Saturday 24 March 2018

Basque to reality: women rule pop

Evan Fanning

THE music industry has spent years taking boys who are basically just teenage girls, putting them in lumberjack shirts and ripped denim, and trying to pass them off as real men.

Sometimes these 'real men' have been in boybands, on occasion they've been pop acts or at other times they've been 'serious musicians' shoved on stage singing God-awful ballads with a guitar in their hand which is about as useful to them as a bucket and spade.

No more. Men may run the music industry but it's women who rule it. The female domination of the pop charts has gained a lot of attention in the past few days. In fact, the top seven acts in the Irish album charts on July 28 were all women.

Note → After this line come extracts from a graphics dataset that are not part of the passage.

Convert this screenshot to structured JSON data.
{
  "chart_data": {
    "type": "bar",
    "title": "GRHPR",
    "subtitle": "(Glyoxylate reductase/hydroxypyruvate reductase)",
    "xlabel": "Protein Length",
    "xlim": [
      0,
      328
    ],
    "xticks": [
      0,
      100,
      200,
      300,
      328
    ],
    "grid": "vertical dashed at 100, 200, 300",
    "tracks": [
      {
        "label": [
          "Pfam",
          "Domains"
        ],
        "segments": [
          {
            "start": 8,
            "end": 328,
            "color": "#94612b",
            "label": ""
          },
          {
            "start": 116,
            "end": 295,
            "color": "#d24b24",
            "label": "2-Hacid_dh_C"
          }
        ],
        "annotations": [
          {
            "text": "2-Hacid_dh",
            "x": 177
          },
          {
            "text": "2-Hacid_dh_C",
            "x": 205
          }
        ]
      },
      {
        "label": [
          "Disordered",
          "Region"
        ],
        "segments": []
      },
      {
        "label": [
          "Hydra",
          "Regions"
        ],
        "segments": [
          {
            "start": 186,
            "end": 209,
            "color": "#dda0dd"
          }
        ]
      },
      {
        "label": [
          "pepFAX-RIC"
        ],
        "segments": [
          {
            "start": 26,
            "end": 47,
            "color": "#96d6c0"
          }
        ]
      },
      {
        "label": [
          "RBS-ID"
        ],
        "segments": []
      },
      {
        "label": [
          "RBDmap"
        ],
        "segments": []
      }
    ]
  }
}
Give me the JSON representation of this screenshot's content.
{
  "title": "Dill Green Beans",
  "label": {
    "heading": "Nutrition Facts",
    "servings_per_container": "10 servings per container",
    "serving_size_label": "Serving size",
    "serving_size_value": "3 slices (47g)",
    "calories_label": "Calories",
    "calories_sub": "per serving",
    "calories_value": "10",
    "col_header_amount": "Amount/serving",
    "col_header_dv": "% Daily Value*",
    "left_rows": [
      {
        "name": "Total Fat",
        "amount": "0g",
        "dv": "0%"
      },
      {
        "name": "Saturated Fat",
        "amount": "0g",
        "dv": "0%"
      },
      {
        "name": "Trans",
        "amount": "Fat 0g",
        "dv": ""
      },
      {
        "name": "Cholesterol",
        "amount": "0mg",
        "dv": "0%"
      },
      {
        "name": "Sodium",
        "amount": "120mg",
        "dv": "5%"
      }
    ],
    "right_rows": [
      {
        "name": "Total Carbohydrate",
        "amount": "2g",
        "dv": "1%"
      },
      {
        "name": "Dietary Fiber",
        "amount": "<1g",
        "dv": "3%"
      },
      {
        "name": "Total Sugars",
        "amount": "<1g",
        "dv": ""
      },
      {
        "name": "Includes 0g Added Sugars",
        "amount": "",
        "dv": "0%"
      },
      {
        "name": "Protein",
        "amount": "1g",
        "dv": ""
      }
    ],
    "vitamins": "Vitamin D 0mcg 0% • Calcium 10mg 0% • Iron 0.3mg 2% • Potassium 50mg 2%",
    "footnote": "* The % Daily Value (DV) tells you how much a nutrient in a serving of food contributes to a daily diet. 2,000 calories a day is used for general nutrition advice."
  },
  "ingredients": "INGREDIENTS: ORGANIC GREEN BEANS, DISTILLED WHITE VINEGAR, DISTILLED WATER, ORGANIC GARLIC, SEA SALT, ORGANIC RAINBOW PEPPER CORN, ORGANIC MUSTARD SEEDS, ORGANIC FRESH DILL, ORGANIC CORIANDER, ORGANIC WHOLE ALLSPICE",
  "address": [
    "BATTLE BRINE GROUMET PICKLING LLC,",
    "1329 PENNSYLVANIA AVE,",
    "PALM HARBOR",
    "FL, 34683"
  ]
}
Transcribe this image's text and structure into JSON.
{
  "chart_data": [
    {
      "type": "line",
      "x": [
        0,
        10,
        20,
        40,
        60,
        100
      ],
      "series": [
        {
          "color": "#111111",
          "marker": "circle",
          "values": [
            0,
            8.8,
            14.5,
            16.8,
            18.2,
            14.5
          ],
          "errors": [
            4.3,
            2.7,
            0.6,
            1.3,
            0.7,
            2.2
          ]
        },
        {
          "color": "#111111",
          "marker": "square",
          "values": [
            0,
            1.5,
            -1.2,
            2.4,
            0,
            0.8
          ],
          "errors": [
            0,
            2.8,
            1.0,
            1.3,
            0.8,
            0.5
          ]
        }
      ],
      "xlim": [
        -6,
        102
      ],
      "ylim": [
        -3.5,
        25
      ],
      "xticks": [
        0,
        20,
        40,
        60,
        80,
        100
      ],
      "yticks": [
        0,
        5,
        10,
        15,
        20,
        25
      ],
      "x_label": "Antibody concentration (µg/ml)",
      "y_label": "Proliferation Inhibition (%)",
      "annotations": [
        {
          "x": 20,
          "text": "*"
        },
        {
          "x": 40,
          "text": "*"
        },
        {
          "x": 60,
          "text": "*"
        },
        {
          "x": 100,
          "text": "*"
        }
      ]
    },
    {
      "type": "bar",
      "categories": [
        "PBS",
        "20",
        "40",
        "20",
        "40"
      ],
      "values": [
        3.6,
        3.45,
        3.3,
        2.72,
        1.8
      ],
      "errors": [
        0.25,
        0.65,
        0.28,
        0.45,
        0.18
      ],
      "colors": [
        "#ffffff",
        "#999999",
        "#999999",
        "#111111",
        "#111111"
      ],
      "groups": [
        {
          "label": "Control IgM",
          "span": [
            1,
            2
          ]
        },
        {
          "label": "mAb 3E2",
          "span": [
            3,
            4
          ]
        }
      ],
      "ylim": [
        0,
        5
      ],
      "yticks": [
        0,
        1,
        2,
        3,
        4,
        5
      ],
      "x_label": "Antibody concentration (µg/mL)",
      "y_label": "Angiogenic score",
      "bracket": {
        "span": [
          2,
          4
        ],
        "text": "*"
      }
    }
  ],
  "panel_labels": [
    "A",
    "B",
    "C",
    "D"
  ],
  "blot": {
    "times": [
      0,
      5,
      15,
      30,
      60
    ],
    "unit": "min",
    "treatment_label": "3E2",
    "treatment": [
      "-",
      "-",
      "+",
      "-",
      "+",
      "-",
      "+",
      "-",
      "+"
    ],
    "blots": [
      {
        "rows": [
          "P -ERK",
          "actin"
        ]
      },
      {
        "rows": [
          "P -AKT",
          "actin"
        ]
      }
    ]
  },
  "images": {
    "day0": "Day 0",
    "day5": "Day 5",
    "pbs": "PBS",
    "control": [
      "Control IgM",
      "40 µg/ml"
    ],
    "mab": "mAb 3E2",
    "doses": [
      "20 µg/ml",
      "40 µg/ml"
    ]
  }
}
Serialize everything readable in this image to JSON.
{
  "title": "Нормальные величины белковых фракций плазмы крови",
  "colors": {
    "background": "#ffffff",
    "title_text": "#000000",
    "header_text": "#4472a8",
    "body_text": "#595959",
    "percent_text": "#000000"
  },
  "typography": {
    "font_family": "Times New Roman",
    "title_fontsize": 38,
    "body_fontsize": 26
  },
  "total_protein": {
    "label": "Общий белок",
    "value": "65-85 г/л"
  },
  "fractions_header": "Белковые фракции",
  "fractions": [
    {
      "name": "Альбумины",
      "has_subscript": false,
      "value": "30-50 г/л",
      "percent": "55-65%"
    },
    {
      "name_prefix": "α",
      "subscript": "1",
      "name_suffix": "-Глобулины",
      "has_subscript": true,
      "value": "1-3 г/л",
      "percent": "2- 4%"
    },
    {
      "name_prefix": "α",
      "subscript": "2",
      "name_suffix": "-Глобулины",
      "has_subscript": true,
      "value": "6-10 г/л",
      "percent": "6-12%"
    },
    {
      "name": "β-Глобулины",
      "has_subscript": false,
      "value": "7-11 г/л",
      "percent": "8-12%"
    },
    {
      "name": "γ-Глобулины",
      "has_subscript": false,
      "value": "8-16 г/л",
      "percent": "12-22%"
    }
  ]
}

Adele (twice), Beyonce, Imelda May (twice), Amy Winehouse and Rihanna all led the way, with the nearest group of men being a Thin Lizzy album at No 8.

Lizzy, it must be said, were very much real men, and if there was any sign of ripped denim then it was merely the result of a fall they had while drunk, or a fight they got into in Earls Court.

People will speculate as to how and why the public emphatically buy more music sung by women than by men, and may or may not come up with some definitive reasoning, but after a week in which Kings of Leon pulled out of their US tour originally citing "dehydration" as the cause of their problems, it is very clear who wears the trousers in the music business.